Pero según el profesor Noé, si no fuera por este sacrifico, difícilmente lograría subsistir con su familia con el salario de maestro, tras asegurar que ese dinero lo tiene tan comprometido que no puede ni siquiera abusar con comprar un córdoba de caramelos el día de pago y esto según sus palabras le sucede a muchos de sus colegas.

Todos estudian en la UNAN

Agregó que su decisión de dedicarse a las tareas agrícolas para producir lo que consume es lo que le está permitiendo enviar a sus hijos a Managua a la universidad, “y uno de ellos de nombre Gamaliel González Argüello, de 23 años, se recibió el año pasado en la UNAN de Managua, como Biólogo con Mención en Recursos Naturales”, detalló alegremente el profesor.

Sin embargo, Gamaliel sigue a la espera de que le aparezca una oferta de trabajo y mientras eso no ocurra continúa trabajando en el campo con su padre.

Los otros tres hijos del profesor Noé, también siguen los pasos de Gamaliel en la misma casa de estudios de Managua, ya que Norleybis, de 24 años, estudia Inglés, Incolaza, de 17, cursa primer año de Derecho, mientras que Noé, de 19, va a ingresar a primer año de Ingeniería en Sistema.
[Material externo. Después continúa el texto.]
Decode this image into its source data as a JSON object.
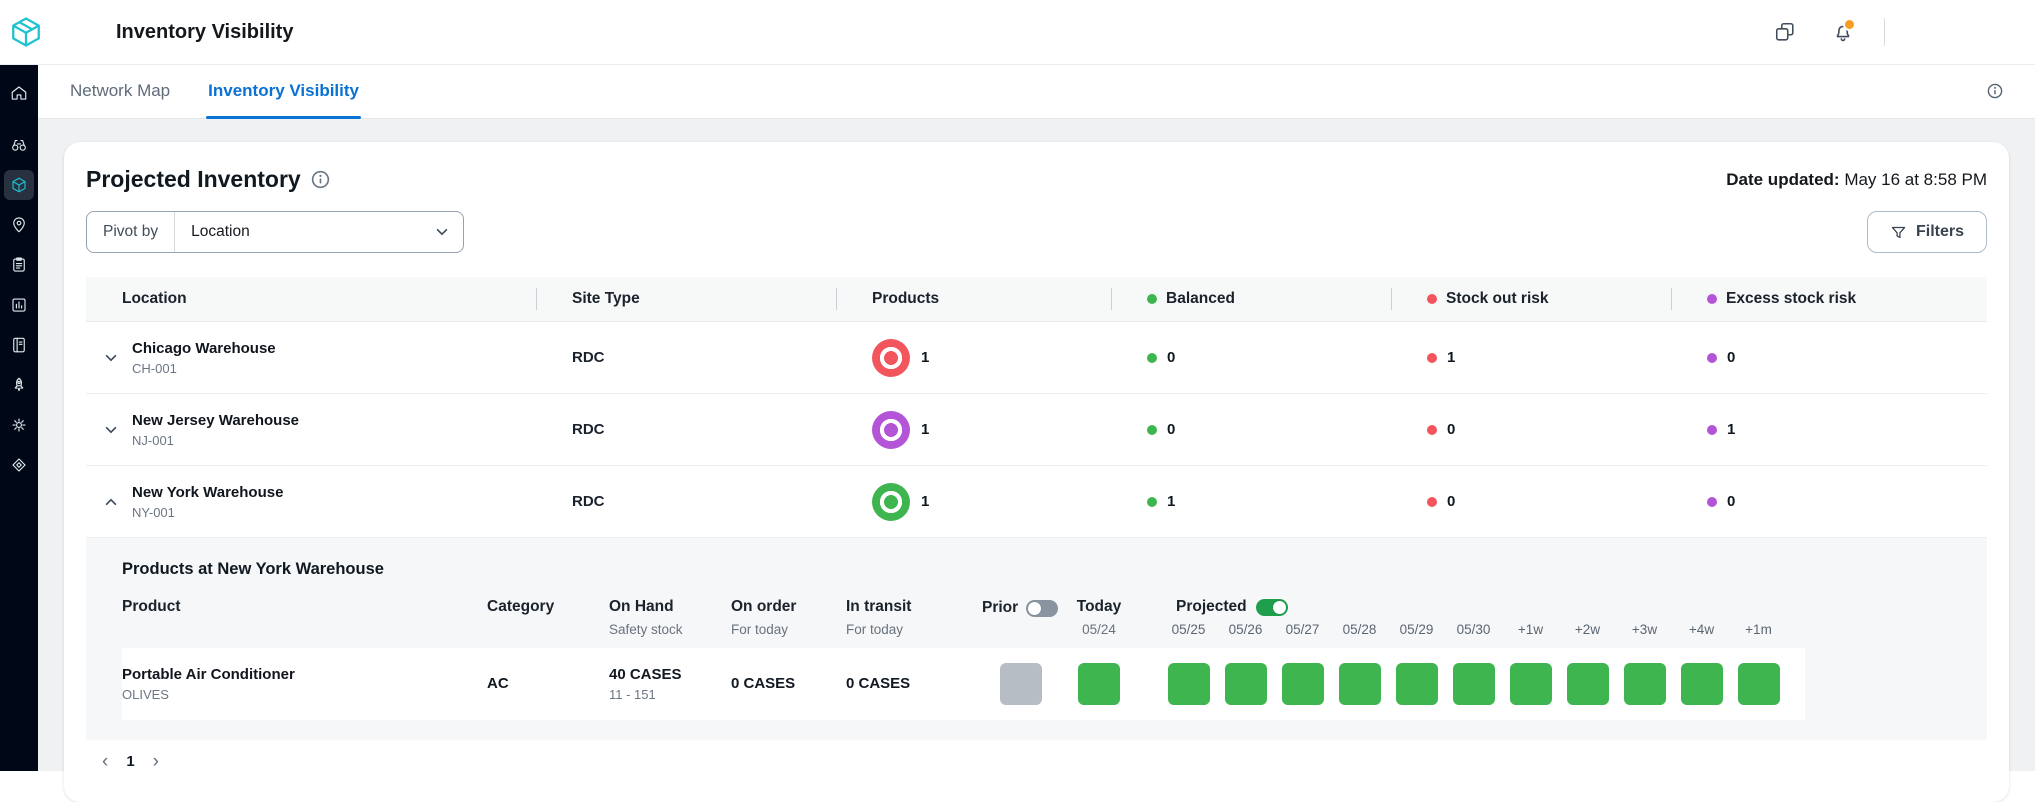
{
  "topbar": {
    "title": "Inventory Visibility",
    "icons": [
      "apps-icon",
      "bell-icon"
    ]
  },
  "sidebar": {
    "items": [
      {
        "icon": "home-icon",
        "selected": false
      },
      {
        "icon": "binoculars-icon",
        "selected": false
      },
      {
        "icon": "package-icon",
        "selected": true
      },
      {
        "icon": "location-pin-icon",
        "selected": false
      },
      {
        "icon": "clipboard-icon",
        "selected": false
      },
      {
        "icon": "bar-chart-icon",
        "selected": false
      },
      {
        "icon": "notebook-icon",
        "selected": false
      },
      {
        "icon": "rocket-icon",
        "selected": false
      },
      {
        "icon": "gear-icon",
        "selected": false
      },
      {
        "icon": "box-icon",
        "selected": false
      }
    ]
  },
  "tabs": [
    {
      "label": "Network Map",
      "active": false
    },
    {
      "label": "Inventory Visibility",
      "active": true
    }
  ],
  "page": {
    "title": "Projected Inventory",
    "date_label": "Date updated:",
    "date_value": "May 16 at 8:58 PM",
    "pivot_label": "Pivot by",
    "pivot_value": "Location",
    "filters_label": "Filters"
  },
  "table": {
    "columns": [
      "Location",
      "Site Type",
      "Products",
      "Balanced",
      "Stock out risk",
      "Excess stock risk"
    ],
    "rows": [
      {
        "name": "Chicago Warehouse",
        "code": "CH-001",
        "site_type": "RDC",
        "products": "1",
        "badge_color": "#f2555c",
        "balanced": "0",
        "stockout": "1",
        "excess": "0",
        "expanded": false
      },
      {
        "name": "New Jersey Warehouse",
        "code": "NJ-001",
        "site_type": "RDC",
        "products": "1",
        "badge_color": "#b455d8",
        "balanced": "0",
        "stockout": "0",
        "excess": "1",
        "expanded": false
      },
      {
        "name": "New York Warehouse",
        "code": "NY-001",
        "site_type": "RDC",
        "products": "1",
        "badge_color": "#3eb54e",
        "balanced": "1",
        "stockout": "0",
        "excess": "0",
        "expanded": true
      }
    ]
  },
  "subtable": {
    "title": "Products at New York Warehouse",
    "col_product": "Product",
    "col_category": "Category",
    "col_on_hand": "On Hand",
    "sub_on_hand": "Safety stock",
    "col_on_order": "On order",
    "sub_on_order": "For today",
    "col_in_transit": "In transit",
    "sub_in_transit": "For today",
    "col_prior": "Prior",
    "col_today": "Today",
    "today_date": "05/24",
    "col_projected": "Projected",
    "dates": [
      "05/25",
      "05/26",
      "05/27",
      "05/28",
      "05/29",
      "05/30",
      "+1w",
      "+2w",
      "+3w",
      "+4w",
      "+1m"
    ],
    "toggles": {
      "prior": false,
      "projected": true
    },
    "row": {
      "product": "Portable Air Conditioner",
      "brand": "OLIVES",
      "category": "AC",
      "on_hand": "40 CASES",
      "safety_range": "11 - 151",
      "on_order": "0 CASES",
      "in_transit": "0 CASES",
      "prior_status": "none",
      "today_status": "balanced",
      "projected": [
        "balanced",
        "balanced",
        "balanced",
        "balanced",
        "balanced",
        "balanced",
        "balanced",
        "balanced",
        "balanced",
        "balanced",
        "balanced"
      ]
    }
  },
  "pagination": {
    "prev": "‹",
    "page": "1",
    "next": "›"
  },
  "colors": {
    "accent_blue": "#0972d3",
    "balanced_green": "#3eb54e",
    "stockout_red": "#f2555c",
    "excess_purple": "#b455d8",
    "prior_gray": "#b6bdc5",
    "toggle_on_green": "#1f9e4c",
    "notification_orange": "#f89c24",
    "logo_teal": "#1ec3cf"
  }
}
Según el profesor, cada vez que sus hijas llegan a la casa tiene que asignarles como mínimo un mil córdobas a cada una y este año la cuota se incrementará con la incorporación de su hijo Noé.

Al final explicó que mantener los estudios de sus hijos, solo con su salario de maestro, es imposible y a la vez detalló que en la Isla de Ometepe el costo de la vida aumenta día a día. Señaló como ejemplo que él tiene que alquilar a un mil córdobas cada manzana de tierra que trabaja y que diez años atrás, una manzana de tierra cercana al lago costaba dos mil córdobas y hoy se cotiza hasta en 40 mil dólares.